Meaning and Significance-
The festival of Bhai Dooj has a literal meaning attached to it. It is made up of two words namely- “Bhai” meaning brother and “Dooj” meaning the second day after the new moon which is a day of its celebration.
The day holds the special significance into the lives of a brother and a sister. It is an auspicious occasion that celebrates the strong bonding between Brother and Sister. Sisters invite their brothers to visit their place and prepare the beloved dishes for them. Sisters also pray to God for the well-being and longevity of their brothers against all the evils and bad fortune. In return, brothers follow their responsibilities of caring and loving their sisters.
There are few Hindu mythological based stories related to the origin of this auspicious day. According to the one legend, Lord Krishna visited his sister, Subhadra after killing demon Narkasur. Her sister gave a warm welcome to him and made the occasion really special through flowers and sweets. Subhadra also applied the ceremonial “tilak” on the forehead of her brother, Krishna and hence the festival of “Bhai Dooj” was born from there.
Another legend revolves around the story of Yama, the God of Death and his sister Yamuna.

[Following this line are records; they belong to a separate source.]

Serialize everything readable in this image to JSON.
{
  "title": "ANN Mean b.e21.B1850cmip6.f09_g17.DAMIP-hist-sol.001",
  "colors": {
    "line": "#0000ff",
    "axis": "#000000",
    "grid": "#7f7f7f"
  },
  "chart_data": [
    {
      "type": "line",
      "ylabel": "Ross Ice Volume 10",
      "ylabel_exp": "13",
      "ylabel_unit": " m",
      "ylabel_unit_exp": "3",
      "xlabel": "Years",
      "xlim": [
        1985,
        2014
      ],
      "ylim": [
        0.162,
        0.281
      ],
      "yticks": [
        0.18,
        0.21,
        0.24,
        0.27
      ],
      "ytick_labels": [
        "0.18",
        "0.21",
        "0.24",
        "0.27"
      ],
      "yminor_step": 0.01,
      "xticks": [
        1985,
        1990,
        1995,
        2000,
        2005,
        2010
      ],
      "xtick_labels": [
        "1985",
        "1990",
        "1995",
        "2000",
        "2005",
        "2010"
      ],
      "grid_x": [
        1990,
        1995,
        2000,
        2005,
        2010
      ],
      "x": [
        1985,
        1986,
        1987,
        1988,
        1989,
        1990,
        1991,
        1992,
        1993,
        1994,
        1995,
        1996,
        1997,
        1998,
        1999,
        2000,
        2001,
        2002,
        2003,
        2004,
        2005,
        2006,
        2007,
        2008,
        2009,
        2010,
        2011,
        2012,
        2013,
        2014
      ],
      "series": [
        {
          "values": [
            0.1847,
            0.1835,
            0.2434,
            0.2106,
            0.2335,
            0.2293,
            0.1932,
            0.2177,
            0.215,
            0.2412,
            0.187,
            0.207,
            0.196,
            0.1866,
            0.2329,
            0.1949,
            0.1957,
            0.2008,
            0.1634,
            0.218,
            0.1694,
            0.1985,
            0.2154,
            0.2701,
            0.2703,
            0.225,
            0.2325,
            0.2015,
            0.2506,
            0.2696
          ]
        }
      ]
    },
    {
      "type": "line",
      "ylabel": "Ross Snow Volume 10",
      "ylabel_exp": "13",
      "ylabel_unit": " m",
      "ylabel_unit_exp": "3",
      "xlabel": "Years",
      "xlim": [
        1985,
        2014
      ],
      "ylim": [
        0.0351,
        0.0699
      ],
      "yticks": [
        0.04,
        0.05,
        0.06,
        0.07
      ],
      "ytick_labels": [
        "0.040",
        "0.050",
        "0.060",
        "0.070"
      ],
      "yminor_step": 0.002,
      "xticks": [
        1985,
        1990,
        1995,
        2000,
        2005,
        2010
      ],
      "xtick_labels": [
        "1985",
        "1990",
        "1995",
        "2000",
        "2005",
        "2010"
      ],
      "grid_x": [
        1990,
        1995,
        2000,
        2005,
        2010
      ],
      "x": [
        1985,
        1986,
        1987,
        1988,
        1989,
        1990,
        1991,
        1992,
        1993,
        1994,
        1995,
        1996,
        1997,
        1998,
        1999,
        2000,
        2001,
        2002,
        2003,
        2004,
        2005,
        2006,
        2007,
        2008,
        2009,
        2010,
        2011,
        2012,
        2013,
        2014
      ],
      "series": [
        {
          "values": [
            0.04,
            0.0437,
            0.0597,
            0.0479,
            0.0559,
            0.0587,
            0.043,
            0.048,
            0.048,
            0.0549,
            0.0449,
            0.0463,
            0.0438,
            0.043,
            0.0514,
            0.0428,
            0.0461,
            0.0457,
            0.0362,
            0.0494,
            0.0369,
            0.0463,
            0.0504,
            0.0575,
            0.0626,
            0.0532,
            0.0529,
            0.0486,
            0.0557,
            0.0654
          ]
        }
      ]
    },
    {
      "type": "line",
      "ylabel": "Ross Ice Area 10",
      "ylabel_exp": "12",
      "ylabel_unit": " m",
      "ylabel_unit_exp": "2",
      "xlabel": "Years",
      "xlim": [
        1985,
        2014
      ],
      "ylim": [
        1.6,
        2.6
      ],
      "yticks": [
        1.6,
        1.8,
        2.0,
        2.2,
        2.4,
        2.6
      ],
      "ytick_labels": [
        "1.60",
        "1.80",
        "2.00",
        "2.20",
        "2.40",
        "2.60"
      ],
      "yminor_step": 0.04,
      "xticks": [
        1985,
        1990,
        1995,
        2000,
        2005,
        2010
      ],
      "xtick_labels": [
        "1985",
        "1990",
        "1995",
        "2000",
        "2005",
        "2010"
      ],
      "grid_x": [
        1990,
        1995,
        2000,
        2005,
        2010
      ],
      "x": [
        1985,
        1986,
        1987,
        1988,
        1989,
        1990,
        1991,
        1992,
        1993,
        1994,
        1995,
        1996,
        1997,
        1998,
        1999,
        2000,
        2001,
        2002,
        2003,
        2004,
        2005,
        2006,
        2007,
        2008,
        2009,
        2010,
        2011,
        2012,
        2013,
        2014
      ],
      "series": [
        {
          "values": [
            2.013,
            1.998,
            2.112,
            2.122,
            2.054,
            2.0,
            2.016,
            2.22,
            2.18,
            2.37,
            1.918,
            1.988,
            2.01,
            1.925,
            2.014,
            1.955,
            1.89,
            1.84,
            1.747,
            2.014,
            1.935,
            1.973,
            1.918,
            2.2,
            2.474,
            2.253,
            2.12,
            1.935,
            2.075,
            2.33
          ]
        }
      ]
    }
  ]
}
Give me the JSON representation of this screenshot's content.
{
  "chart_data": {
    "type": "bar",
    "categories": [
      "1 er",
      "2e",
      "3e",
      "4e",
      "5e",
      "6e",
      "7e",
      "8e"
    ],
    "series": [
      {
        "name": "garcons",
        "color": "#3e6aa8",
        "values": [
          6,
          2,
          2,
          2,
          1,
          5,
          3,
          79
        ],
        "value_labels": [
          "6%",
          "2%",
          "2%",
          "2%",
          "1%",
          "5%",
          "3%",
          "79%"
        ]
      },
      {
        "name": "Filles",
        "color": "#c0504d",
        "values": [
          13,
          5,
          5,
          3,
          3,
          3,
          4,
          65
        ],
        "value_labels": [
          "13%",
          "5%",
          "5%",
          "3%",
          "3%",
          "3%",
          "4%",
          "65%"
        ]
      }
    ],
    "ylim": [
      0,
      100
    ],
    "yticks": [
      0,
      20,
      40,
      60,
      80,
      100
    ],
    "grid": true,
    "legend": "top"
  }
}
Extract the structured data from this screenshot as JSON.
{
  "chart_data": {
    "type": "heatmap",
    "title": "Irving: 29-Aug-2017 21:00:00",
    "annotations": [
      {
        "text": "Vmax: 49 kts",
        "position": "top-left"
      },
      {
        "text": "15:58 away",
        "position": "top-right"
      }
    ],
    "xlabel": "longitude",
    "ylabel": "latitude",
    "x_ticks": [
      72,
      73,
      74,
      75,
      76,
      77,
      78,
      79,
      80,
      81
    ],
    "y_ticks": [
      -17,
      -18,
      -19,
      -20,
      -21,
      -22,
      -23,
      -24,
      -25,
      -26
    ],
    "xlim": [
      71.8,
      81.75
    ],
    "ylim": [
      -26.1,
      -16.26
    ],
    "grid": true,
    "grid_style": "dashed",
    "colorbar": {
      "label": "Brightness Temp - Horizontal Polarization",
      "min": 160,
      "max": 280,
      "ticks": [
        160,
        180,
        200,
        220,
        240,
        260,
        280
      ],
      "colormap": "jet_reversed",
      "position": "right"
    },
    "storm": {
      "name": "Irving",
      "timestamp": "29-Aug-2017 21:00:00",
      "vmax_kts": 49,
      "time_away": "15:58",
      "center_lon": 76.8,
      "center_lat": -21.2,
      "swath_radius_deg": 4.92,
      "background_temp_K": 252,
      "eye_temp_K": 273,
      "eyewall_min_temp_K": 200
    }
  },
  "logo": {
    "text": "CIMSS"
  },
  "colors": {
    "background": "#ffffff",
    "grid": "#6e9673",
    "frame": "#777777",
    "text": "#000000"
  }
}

It is believed that he met his beloved sister on Dwitheya, the second day after the new moon and thus the occasion began to be celebrated as “Yamadwitheya” or “Yamadvitiya” across the country from that day.
The day got famous for the sweet bond of siblings and their love and every year people celebrate this occasion of Bhai Dooj. India is all about mythological beliefs and stories but in other terms, it is also good because it gives us a chance to meet our near and dear ones at least once in a year.